22nd January
Story
 
 
Music
 
 

The Wee Man

The queue shuffled forward a few feet, stopped, then moved again. The folk in it turned their collars against the cold rain. They hoped the lecture would be worth the wait.

A man and a woman emerged from a taxi. They were important people. Their clothes were expensive but not very waterproof.

The important man smiled confidently at the wee fellow with the beard who was taking the tickets.

‘Good evening, do we go straight in?’ he said in one important breath.

‘Not without a ticket you don’t,’ the wee bearded one replied, barely glancing up. ‘And the back of the queue is down there.’

People nearby had recognised the important man: a politician, a former leader of his party, now ennobled and with his lady beside him. Immediately life was interesting again.

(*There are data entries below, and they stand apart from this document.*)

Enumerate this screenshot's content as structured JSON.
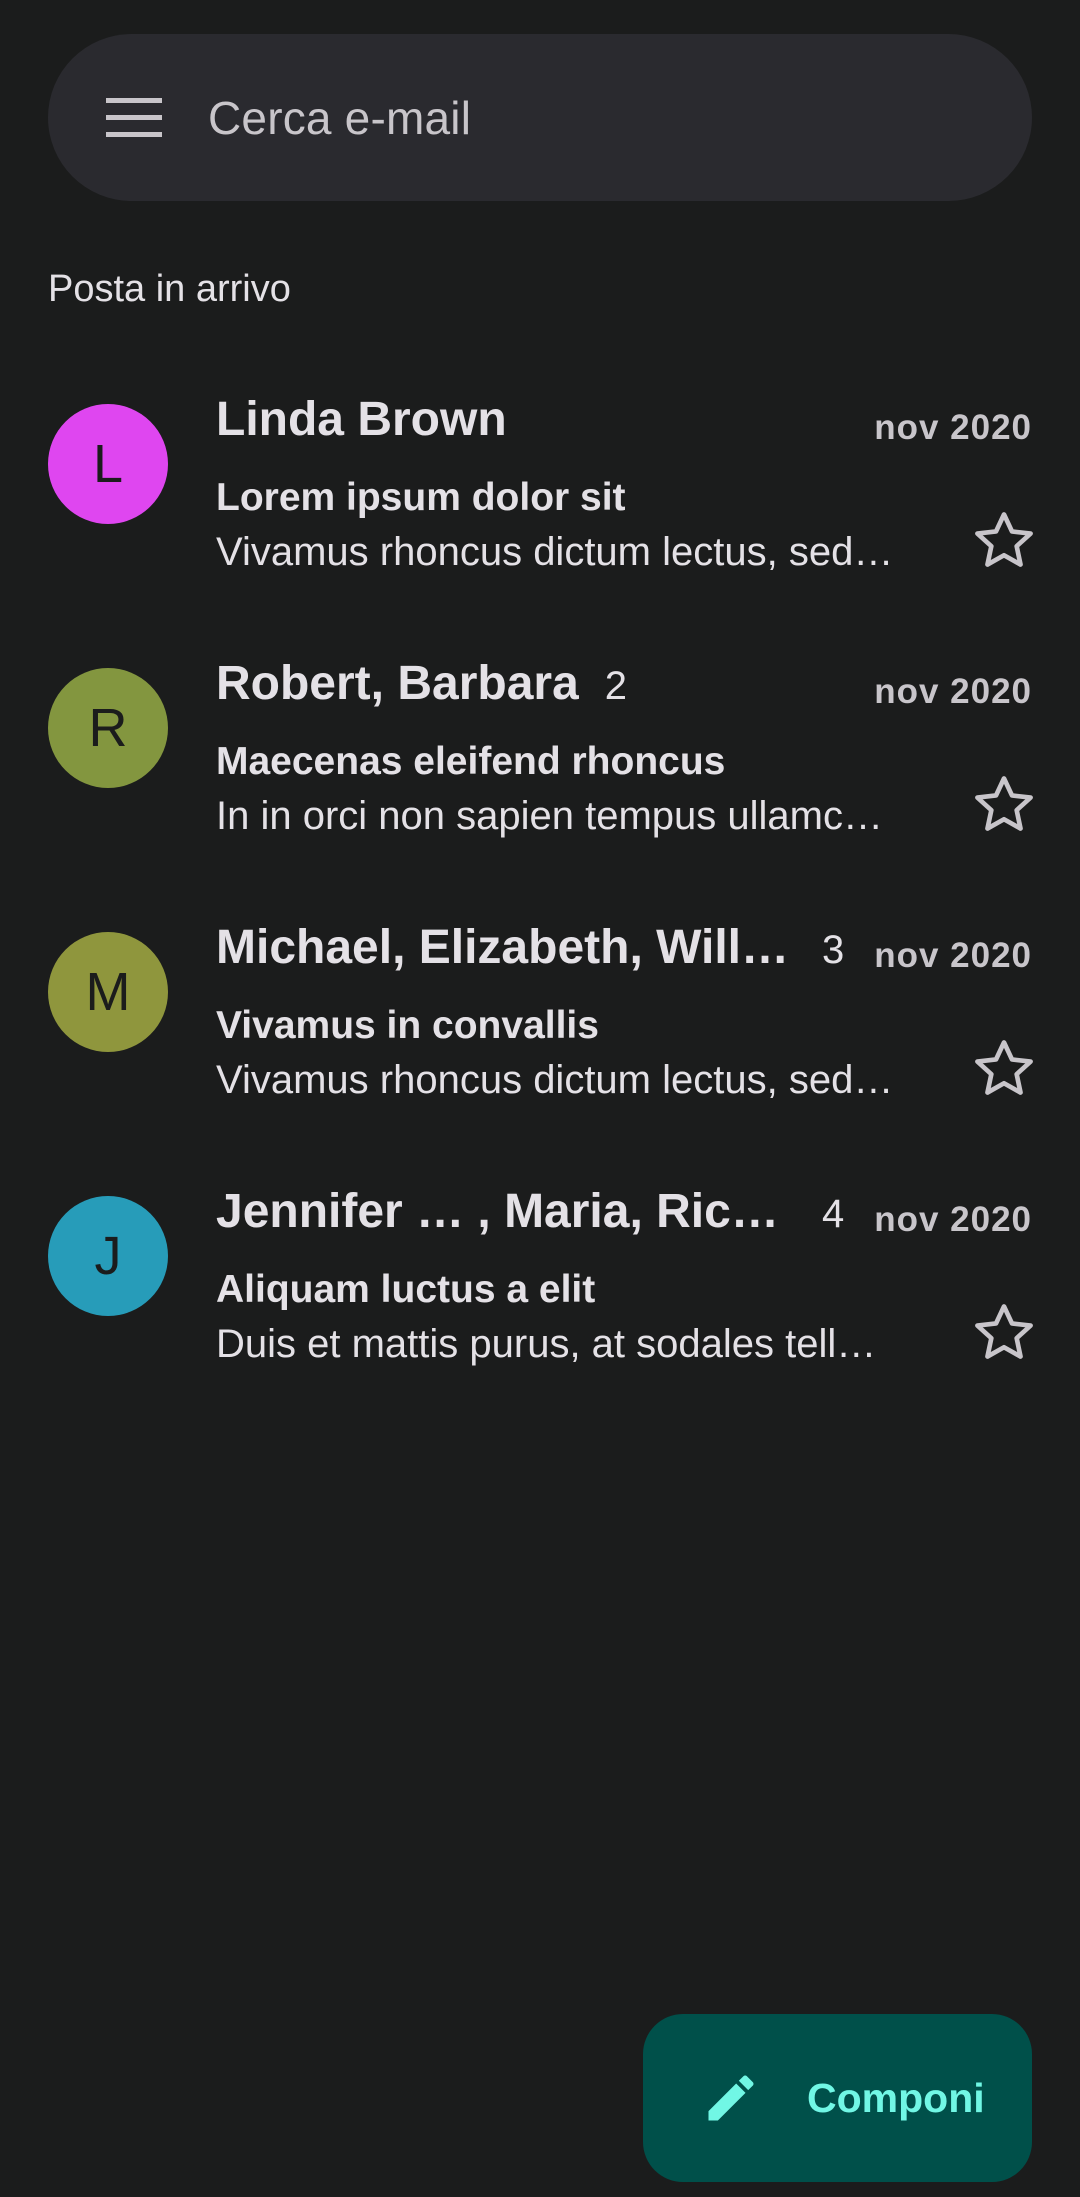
{
  "search": {
    "placeholder": "Cerca e-mail",
    "menu_icon": "menu-icon"
  },
  "section": {
    "title": "Posta in arrivo"
  },
  "emails": [
    {
      "avatar_letter": "L",
      "avatar_color": "#df46f0",
      "senders": "Linda Brown",
      "count": "",
      "date": "nov 2020",
      "subject": "Lorem ipsum dolor sit",
      "snippet": "Vivamus rhoncus dictum lectus, sed…",
      "starred": false
    },
    {
      "avatar_letter": "R",
      "avatar_color": "#83963f",
      "senders": "Robert, Barbara",
      "count": "2",
      "date": "nov 2020",
      "subject": "Maecenas eleifend rhoncus",
      "snippet": "In in orci non sapien tempus ullamc…",
      "starred": false
    },
    {
      "avatar_letter": "M",
      "avatar_color": "#8f963d",
      "senders": "Michael, Elizabeth, Willi…",
      "count": "3",
      "date": "nov 2020",
      "subject": "Vivamus in convallis",
      "snippet": "Vivamus rhoncus dictum lectus, sed…",
      "starred": false
    },
    {
      "avatar_letter": "J",
      "avatar_color": "#279cb9",
      "senders": "Jennifer … , Maria, Rich…",
      "count": "4",
      "date": "nov 2020",
      "subject": "Aliquam luctus a elit",
      "snippet": "Duis et mattis purus, at sodales tell…",
      "starred": false
    }
  ],
  "fab": {
    "label": "Componi",
    "icon": "pencil-icon"
  },
  "colors": {
    "background": "#1b1c1c",
    "search_bar": "#2a2a2f",
    "fab_background": "#00504a",
    "fab_foreground": "#71f7e5",
    "text_primary": "#e4e1e6",
    "text_secondary": "#c8c5ca"
  }
}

‘I understood that the lecture was free.’

‘It is,’ the wee man said. ‘Free, but ticketed. Hence the queue.’

‘Well, the speaker and I have been friends for years. I told him we would certainly be here.’

‘You certainly are,’ the wee man said, tearing tickets and letting others past. ‘But you still need tickets.’

‘This is ridiculous,’ the important man said. ‘Don’t you know who I am?’ The wee man paused, looked properly at his interrogator for the first time, and said, ‘No.’

‘Well, I think you’re being excessively . . . I mean, for heaven’s sake . . .’

The important man was dismayed to find he could not complete a sentence. He glanced uneasily at the faces of people now eager to stand out in the rain a minute longer, if there was going to be a scene. They could tell their friends about it.

The wee man was tearing tickets again, as if he could happily do it for ever.

The important man’s lady was, unlike her husband, still a politician. ‘The queue’s moving quite fast,’ she said, taking him by the elbow. ‘Perhaps we’ll be lucky.’

‘Yes, perhaps,’ he said. As they moved away from the wee bearded man, he muttered, ‘I don’t believe for a minute that chap didn’t recognise me. He’d simply got himself into a corner, and couldn’t back down without losing face.’

‘Yes, dear,’ the important man’s lady said.